Demo RL Searcher¶

In this tutorial, we are going to compare RL searcher with random search in a simulation environment.

A Toy Reward Space¶

Input Space x = [0: 99], y = [0: 99]. The rewards are a combination of 2 gaussians as shown in the following figure:

import numpy as np
import matplotlib.pyplot as plt
from mpl_toolkits.mplot3d import Axes3D

Generate the simulation rewards as a mixture of 2 gaussians:

def gaussian(x, y, x0, y0, xalpha, yalpha, A):
    return A * np.exp( -((x-x0)/xalpha)**2 -((y-y0)/yalpha)**2)
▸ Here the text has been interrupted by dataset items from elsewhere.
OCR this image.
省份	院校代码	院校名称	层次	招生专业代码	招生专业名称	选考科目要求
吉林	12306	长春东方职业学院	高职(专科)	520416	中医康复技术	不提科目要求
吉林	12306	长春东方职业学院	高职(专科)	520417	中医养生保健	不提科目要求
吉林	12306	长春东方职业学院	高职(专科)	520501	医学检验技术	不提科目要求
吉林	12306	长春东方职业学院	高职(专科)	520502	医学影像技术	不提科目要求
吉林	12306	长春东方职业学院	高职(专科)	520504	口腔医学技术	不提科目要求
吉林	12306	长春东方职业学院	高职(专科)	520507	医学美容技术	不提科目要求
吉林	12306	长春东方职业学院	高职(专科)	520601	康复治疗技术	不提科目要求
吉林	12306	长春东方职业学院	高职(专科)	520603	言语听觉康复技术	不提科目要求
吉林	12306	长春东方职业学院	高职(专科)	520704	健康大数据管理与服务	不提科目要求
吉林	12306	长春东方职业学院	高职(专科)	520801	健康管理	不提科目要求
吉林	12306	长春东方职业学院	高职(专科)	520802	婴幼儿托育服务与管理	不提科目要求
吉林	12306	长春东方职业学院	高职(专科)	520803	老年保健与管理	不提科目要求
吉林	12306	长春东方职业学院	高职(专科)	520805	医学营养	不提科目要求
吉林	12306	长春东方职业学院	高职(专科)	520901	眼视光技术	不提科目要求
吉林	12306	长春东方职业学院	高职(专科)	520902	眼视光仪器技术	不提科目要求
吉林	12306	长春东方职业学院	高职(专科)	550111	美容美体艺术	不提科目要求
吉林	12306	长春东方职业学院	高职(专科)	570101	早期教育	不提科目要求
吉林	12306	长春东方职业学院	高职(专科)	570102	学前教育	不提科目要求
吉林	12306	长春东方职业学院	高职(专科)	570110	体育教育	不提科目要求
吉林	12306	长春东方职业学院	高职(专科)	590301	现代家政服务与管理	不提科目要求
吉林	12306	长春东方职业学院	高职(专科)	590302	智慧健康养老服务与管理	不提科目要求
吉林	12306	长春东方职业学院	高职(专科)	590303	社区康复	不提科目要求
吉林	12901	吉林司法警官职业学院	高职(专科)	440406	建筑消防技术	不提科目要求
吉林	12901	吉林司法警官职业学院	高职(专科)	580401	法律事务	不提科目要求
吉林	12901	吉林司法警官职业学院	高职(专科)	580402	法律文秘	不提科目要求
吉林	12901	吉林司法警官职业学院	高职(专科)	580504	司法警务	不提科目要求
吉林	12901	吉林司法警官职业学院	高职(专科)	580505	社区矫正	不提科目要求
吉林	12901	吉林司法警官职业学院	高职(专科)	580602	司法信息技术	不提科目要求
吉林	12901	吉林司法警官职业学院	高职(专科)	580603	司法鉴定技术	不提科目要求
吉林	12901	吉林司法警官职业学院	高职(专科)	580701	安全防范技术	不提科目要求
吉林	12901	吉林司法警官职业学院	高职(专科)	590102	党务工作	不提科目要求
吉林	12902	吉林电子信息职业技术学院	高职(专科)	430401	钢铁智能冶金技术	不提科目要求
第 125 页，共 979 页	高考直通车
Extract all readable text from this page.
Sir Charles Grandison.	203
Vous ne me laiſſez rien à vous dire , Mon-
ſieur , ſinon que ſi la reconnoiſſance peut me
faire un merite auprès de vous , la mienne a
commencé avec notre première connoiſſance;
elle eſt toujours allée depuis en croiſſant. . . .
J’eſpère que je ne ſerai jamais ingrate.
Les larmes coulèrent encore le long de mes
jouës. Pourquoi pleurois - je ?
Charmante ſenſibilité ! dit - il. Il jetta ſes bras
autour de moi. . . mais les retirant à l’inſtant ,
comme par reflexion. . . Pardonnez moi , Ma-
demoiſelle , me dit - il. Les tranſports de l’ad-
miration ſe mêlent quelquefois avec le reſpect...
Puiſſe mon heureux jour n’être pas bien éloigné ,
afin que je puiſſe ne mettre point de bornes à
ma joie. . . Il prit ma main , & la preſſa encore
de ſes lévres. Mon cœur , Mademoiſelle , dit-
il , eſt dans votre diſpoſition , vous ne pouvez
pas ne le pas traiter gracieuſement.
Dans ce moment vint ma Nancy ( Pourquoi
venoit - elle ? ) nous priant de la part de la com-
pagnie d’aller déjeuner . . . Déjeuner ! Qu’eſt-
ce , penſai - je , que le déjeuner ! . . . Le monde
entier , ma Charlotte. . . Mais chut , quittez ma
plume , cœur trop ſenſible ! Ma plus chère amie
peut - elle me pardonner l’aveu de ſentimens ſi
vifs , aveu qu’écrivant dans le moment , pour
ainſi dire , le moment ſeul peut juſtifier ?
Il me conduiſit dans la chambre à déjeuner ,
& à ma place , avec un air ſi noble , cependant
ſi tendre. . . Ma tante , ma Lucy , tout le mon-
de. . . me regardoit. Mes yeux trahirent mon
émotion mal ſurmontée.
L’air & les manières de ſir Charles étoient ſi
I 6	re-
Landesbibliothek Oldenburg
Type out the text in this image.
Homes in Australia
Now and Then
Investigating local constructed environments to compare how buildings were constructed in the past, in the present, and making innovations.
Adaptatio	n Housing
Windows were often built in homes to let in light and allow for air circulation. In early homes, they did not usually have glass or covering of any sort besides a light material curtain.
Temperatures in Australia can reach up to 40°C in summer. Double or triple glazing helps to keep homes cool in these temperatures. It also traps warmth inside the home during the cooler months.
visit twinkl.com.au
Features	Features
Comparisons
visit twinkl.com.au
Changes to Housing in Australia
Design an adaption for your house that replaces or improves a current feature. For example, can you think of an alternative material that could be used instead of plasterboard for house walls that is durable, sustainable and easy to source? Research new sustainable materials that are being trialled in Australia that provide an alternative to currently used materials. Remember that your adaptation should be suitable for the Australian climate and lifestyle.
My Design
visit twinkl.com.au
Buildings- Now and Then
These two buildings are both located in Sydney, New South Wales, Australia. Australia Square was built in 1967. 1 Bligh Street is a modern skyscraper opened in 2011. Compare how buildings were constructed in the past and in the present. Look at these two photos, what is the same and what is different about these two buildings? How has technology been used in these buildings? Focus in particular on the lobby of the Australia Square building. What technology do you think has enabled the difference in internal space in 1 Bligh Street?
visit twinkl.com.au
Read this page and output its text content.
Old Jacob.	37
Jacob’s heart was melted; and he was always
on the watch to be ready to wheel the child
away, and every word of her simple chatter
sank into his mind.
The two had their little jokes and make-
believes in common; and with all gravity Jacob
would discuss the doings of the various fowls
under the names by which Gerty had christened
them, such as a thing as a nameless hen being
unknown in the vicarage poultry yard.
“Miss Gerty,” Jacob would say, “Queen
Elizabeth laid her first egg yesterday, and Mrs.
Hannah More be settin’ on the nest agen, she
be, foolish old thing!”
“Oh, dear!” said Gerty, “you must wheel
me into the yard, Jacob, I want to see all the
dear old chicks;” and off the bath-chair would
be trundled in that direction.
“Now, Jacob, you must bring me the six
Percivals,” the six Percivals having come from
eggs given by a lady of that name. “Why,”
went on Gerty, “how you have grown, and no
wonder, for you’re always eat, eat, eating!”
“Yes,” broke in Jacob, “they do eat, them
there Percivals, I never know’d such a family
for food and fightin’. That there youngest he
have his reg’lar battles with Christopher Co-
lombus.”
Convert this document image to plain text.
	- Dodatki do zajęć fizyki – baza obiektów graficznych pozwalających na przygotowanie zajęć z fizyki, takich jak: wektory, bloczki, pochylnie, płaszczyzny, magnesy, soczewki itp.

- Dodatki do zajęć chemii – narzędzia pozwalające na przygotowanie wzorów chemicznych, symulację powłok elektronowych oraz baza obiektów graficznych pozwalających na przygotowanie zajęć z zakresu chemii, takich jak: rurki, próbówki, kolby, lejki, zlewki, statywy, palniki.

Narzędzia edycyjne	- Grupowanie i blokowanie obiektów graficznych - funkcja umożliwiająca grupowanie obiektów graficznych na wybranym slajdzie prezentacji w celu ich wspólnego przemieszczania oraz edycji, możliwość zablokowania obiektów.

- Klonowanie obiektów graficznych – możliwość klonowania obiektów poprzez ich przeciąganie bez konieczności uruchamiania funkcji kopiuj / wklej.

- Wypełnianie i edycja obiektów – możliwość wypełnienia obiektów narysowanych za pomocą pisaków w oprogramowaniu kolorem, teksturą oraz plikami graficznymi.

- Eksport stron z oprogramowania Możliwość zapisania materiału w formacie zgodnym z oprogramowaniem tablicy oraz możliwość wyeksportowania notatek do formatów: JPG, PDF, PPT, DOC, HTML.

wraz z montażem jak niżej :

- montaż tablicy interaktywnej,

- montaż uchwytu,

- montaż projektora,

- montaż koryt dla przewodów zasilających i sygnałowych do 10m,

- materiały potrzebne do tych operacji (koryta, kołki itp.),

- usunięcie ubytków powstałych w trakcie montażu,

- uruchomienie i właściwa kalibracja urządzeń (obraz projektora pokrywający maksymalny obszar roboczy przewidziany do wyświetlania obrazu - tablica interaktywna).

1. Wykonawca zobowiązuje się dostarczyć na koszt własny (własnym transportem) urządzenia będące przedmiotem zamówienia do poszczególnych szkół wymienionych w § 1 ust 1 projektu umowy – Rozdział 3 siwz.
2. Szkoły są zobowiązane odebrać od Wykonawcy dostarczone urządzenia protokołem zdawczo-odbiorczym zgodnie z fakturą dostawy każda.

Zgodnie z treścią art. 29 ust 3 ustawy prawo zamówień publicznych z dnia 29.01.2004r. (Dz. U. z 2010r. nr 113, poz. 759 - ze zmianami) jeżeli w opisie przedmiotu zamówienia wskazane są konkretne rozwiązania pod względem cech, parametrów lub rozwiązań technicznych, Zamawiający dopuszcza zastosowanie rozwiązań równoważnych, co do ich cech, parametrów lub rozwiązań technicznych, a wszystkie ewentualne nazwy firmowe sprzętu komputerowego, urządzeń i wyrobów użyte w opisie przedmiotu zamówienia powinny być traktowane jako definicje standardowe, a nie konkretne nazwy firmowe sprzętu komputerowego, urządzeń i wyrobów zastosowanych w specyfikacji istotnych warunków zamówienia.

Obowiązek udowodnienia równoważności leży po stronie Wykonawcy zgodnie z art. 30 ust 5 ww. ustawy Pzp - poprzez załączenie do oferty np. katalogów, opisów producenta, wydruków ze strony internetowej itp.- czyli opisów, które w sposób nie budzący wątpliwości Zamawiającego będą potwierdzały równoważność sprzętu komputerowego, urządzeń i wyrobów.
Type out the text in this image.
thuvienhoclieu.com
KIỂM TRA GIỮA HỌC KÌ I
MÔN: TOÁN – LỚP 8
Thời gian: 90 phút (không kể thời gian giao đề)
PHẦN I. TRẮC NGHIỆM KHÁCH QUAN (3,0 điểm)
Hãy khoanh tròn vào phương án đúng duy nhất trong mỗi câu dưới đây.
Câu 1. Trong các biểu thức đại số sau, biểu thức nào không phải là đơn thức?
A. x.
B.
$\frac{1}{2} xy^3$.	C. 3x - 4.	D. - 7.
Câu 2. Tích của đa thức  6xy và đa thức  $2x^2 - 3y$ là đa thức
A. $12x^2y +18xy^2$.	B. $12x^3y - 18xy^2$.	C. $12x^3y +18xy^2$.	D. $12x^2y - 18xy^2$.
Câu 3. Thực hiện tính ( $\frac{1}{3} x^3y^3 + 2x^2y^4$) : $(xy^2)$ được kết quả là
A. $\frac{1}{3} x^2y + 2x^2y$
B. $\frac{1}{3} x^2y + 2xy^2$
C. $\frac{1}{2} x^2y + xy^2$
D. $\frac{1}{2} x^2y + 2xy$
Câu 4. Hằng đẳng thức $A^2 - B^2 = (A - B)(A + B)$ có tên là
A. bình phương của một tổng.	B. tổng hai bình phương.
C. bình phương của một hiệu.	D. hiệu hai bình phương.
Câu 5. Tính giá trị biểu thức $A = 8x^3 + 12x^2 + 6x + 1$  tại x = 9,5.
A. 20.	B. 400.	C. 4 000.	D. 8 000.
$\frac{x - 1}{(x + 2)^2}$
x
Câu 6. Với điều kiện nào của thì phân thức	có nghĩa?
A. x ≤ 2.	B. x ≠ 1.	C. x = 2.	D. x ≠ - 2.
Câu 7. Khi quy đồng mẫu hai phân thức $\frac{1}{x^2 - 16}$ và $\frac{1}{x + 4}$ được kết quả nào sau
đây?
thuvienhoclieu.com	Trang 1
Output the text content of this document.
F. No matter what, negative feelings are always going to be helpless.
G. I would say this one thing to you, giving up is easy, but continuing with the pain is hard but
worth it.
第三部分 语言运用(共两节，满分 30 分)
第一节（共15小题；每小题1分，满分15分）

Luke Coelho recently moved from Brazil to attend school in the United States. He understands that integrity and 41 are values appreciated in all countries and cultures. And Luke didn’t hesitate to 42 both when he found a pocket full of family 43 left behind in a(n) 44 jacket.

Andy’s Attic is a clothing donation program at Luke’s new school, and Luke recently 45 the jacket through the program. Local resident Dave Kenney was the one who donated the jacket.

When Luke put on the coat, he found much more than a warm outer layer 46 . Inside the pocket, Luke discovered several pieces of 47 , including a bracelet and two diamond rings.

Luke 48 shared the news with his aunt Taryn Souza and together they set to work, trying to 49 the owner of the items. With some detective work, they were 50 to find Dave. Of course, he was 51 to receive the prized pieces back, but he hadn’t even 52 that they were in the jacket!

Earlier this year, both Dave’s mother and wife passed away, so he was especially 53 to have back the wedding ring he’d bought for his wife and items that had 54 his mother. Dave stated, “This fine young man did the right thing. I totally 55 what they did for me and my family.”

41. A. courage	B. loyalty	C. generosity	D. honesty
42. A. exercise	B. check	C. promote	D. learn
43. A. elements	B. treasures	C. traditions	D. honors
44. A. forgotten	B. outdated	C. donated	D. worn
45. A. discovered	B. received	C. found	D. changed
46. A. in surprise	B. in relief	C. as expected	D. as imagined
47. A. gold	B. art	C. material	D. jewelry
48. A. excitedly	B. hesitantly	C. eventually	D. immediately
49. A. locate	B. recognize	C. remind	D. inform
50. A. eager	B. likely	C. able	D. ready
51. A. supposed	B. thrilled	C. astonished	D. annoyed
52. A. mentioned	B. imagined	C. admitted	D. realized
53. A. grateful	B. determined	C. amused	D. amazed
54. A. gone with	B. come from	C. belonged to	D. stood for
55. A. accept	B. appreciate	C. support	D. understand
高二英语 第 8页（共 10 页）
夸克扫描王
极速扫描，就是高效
x, y = np.linspace(0, 99, 100), np.linspace(0, 99, 100)
X, Y = np.meshgrid(x, y)

Z = np.zeros(X.shape)
ps = [(20, 70, 35, 40, 1),
      (80, 40, 20, 20, 0.7)]
for p in ps:
    Z += gaussian(X, Y, *p)

Visualize the reward space:

fig = plt.figure()
ax = fig.gca(projection='3d')
ax.plot_surface(X, Y, Z, cmap='plasma')
ax.set_zlim(0,np.max(Z)+2)
plt.show()

/var/lib/jenkins/workspace/workspace/autogluon-tutorial-nas-v3/venv/lib/python3.7/site-packages/ipykernel_launcher.py:2: MatplotlibDeprecationWarning: Calling gca() with keyword arguments was deprecated in Matplotlib 3.4. Starting two minor releases later, gca() will take no keyword arguments. The gca() function should only be used to get the current axes, or if no axes exist, create new axes with default keyword arguments. To create a new axes with non-default arguments, use plt.axes() or plt.subplot().

Simulation Experiment¶

Customize Train Function¶

We can define any function with a decorator @ag.args, which converts the function to AutoGluon searchable. The reporter is used to communicate with AutoGluon search algorithms.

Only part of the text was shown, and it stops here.